Far from getting sick of it, having fresh bread on demand has us all jonesing for a thick slice with butter and jam as soon as we wake up in the morning. Our kids have become expert bread dunkers, loading up their slices with soupy beans and lentils and eggs at lunch and dinner. Peanut butter and jelly on fresh sourdough? If it’s wrong, I don’t want to be right.
Of course ours is not the only home that’s been turned into a defacto bakery in these troubling times—there’s been a run on flour and yeast in grocery stores across the country as folks seek sustenance and sanity in baking loaves of fresh bread.
Here, a dreamy home bakery wishlist from James (with a few additions of my own):
A honey colored cutting board.
A powerhouse bread pan.
A hand broom for sweeping up.
A fresh linen kitchen towel for wrapping fresh loaves.
A countertop grain mill.
A baguette tote for socially distanced drop-offs to family.
A bitty bowl for sampling.
An extra-sharp bread knife.
In an effort to ground this make-believing in something a bit more down to earth, here are a few very real things we can do:
Give to a food bank: As communities across the country suffer from economic precarity due to the coronavirus, local food banks are experiencing unprecedented demand.
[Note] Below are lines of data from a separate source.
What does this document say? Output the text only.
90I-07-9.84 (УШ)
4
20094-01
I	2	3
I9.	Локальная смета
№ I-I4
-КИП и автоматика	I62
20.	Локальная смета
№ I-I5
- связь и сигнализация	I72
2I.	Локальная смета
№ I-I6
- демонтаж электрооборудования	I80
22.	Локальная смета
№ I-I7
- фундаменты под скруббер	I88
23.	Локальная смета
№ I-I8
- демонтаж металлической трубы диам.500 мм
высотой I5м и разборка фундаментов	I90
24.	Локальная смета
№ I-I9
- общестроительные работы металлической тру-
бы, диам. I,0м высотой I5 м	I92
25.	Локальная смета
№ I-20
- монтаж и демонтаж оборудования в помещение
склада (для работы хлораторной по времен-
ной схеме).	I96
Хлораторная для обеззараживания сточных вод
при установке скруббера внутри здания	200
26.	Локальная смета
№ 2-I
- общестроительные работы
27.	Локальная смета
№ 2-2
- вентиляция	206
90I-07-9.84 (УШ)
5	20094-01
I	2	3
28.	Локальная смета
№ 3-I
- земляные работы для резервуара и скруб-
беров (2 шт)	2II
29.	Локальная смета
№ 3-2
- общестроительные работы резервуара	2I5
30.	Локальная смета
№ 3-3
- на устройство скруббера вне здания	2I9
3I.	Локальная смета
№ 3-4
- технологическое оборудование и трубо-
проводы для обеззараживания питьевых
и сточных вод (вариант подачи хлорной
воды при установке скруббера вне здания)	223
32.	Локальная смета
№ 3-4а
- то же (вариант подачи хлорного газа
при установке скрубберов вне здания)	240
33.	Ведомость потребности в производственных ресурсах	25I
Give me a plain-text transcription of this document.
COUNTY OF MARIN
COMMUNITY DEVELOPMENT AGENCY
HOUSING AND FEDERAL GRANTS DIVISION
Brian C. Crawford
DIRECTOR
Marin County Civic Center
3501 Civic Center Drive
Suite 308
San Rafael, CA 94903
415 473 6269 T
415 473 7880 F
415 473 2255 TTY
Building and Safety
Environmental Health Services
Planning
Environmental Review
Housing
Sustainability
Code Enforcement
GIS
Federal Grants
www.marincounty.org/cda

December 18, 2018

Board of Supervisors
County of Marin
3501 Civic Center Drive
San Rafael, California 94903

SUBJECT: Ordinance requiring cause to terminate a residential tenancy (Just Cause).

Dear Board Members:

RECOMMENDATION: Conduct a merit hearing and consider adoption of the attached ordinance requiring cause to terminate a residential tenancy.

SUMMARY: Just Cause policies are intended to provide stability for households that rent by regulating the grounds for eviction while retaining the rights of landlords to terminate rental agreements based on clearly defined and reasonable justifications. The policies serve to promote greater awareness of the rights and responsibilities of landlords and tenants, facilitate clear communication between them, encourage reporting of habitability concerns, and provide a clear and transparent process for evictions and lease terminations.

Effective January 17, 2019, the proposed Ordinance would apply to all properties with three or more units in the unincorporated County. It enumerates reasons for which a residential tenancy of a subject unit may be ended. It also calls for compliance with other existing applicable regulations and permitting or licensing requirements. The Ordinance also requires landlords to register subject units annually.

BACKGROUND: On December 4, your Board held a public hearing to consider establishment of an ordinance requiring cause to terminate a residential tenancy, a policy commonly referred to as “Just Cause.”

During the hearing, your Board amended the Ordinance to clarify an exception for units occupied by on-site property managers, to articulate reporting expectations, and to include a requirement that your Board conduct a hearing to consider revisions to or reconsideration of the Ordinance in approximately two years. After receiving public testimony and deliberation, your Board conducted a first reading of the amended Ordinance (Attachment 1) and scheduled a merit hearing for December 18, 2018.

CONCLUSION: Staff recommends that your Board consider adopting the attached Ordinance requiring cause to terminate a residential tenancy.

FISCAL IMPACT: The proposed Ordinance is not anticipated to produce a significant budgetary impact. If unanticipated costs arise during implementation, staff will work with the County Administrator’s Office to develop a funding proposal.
If you have the means, visit Feeding America to find your local food bank or make a monetary donation directly to the Feeding America network.
Support restaurant workers: Restaurants have shuttered leaving a majority of their employees out of work and without any prospects. To help support service workers, here are lists of funds that have been set up in New York City and nationally to help provide some relief.
Feed healthcare workers: Meals4Heroes is a local New York City effort aiming to provide healthcare workers with wholesome and nutritious meals made in local restaurants. As of last Friday, the effort had delivered 2,570 free meals to healthcare workers fighting the coronavirus in New York City.
Get hazard pay to grocery store workers: Details of the proposed plan are still subject to change, but Senate Democrats have proposed a Heroes Fund that would provide additional financial support to essential workers, including grocery store employees, working through the coronavirus pandemic. Showing your support of those efforts now could make a big difference to the folks keeping us fed.